Fencing, tightened security at US Capitol staying in place for now

The Capitol has been closed to the public since last spring because of the Covid-19 pandemic. PHOTO: AFP

WASHINGTON (BLOOMBERG) - The razor wire-topped fences and National Guard patrols in place around the US Capitol grounds since the Jan 6 mob attack will remain for the time being despite agitation among many lawmakers for the complex to be reopened to the public.

Capitol officials who briefed senators on security Wednesday (Feb 24) provided no timetable for when the extra security measures, including National Guard troops, would be eased, lawmakers said.

"I am very interested in a plan to move as quickly as possible to have the Capitol again be a place where the public is welcome," said Mr Tim Kaine, a Virginia Democrat. "I just think it sends kind of a bad message about our country to have our Capitol surrounded by razor wire."

He and other senators said they didn't hear in the private briefing call any general plan for easing restrictions, which also include street closures in the area.

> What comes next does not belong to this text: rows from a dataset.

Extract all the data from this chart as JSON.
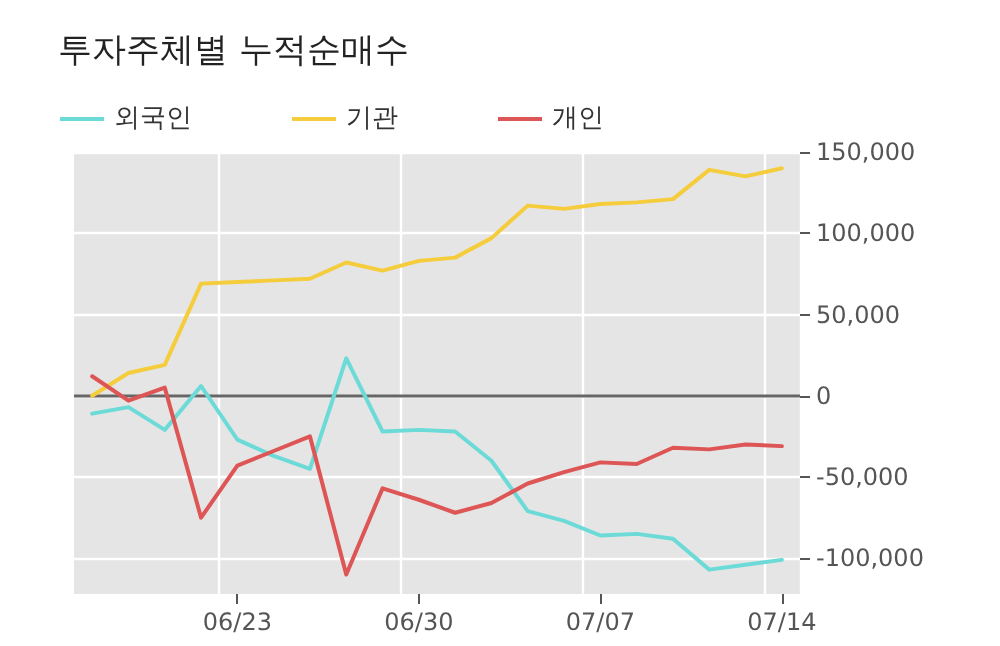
{
  "chart_data": {
    "type": "line",
    "title": "투자주체별 누적순매수",
    "categories": [
      null,
      null,
      null,
      null,
      "06/23",
      null,
      null,
      null,
      null,
      "06/30",
      null,
      null,
      null,
      null,
      "07/07",
      null,
      null,
      null,
      null,
      "07/14"
    ],
    "series": [
      {
        "name": "외국인",
        "color": "#6cdbd8",
        "values": [
          -11000,
          -7000,
          -21000,
          6000,
          -27000,
          -37000,
          -45000,
          23000,
          -22000,
          -21000,
          -22000,
          -40000,
          -71000,
          -77000,
          -86000,
          -85000,
          -88000,
          -107000,
          -104000,
          -101000
        ]
      },
      {
        "name": "기관",
        "color": "#f5cc3c",
        "values": [
          0,
          14000,
          19000,
          69000,
          70000,
          71000,
          72000,
          82000,
          77000,
          83000,
          85000,
          97000,
          117000,
          115000,
          118000,
          119000,
          121000,
          139000,
          135000,
          140000
        ]
      },
      {
        "name": "개인",
        "color": "#dd5555",
        "values": [
          12000,
          -3000,
          5000,
          -75000,
          -43000,
          -34000,
          -25000,
          -110000,
          -57000,
          -64000,
          -72000,
          -66000,
          -54000,
          -47000,
          -41000,
          -42000,
          -32000,
          -33000,
          -30000,
          -31000
        ]
      }
    ],
    "ylim": [
      -122000,
      150000
    ],
    "yticks": [
      {
        "value": -100000,
        "label": "-100,000"
      },
      {
        "value": -50000,
        "label": "-50,000"
      },
      0,
      {
        "value": 50000,
        "label": "50,000"
      },
      {
        "value": 100000,
        "label": "100,000"
      },
      {
        "value": 150000,
        "label": "150,000"
      }
    ],
    "ref_lines": [
      {
        "axis": "y",
        "value": 0,
        "color": "#666666"
      }
    ],
    "grid": true,
    "legend": "top left",
    "marker": "none",
    "line_style": "solid"
  }
}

The Capitol has been closed to the public since last spring because of the Covid-19 pandemic. Following the Jan 6 riot, in which a mob of then-President Donald Trump's supporters overwhelmed police and rampaged through the building, security was tightened significantly with fencing and National Guard patrols as law enforcement officials look into continuing threats against Congress from extremists.

The chief of the Capitol Police force and two other top congressional officials resigned in the wake of the breach, and multiple congressional inquiries into security failings on Jan 6 are under way.

In prepared testimony for a House hearing Thursday, acting Capitol Police Chief Yogananda Pittman says that intelligence reports on the threat to Congress before the insurrection were "muddled or contradictory."

Members of both parties said they were anxious for things to return to normal and for the National Guard to be sent home.

"I don't think the poor handling of Jan 6 should lead us to punish the public," Mr Kaine said.

"I said there's got to be an end to this thing," said Senator Jim Inhofe of Oklahoma, the top Republican on the Armed Services Committee. "And I haven't heard anything in the presentation that leads me to believe there's going to be an end, or that there's really justification."

Senator Richard Burr, a North Carolina Republican, was even more emphatic, though he said he was unable to join the briefing call because of nomination hearings.

"There's nothing they could have said at that security briefing that would justify having fences and barbed wire," Mr Burr said. "That is a bunch of malarkey. They ought to tear these fences down and send them home today."

Mr Burr was one of seven Republican senators who voted to convict Mr Trump on an article of impeachment charging him with inciting the Jan 6 attack.

Not all senators are ready for the barriers to come down immediately, however.

Senator Mazie Hirono of Hawaii, a Democrat, said the law enforcement officials who conducted the briefing told senators that threats against individuals members of Congress have gone up by 90 per cent.

Ms Hirono also said that domestic terrorists and White supremacists feel "emboldened" to carry out violent attacks." "I think most of us would like to see a day when the fencing and especially the fencing with barbed wire comes down, but there's still a threat out there and as I say they feel quite emboldened now to plot, plan and go dark in communicating with each other," Ms Hirono added.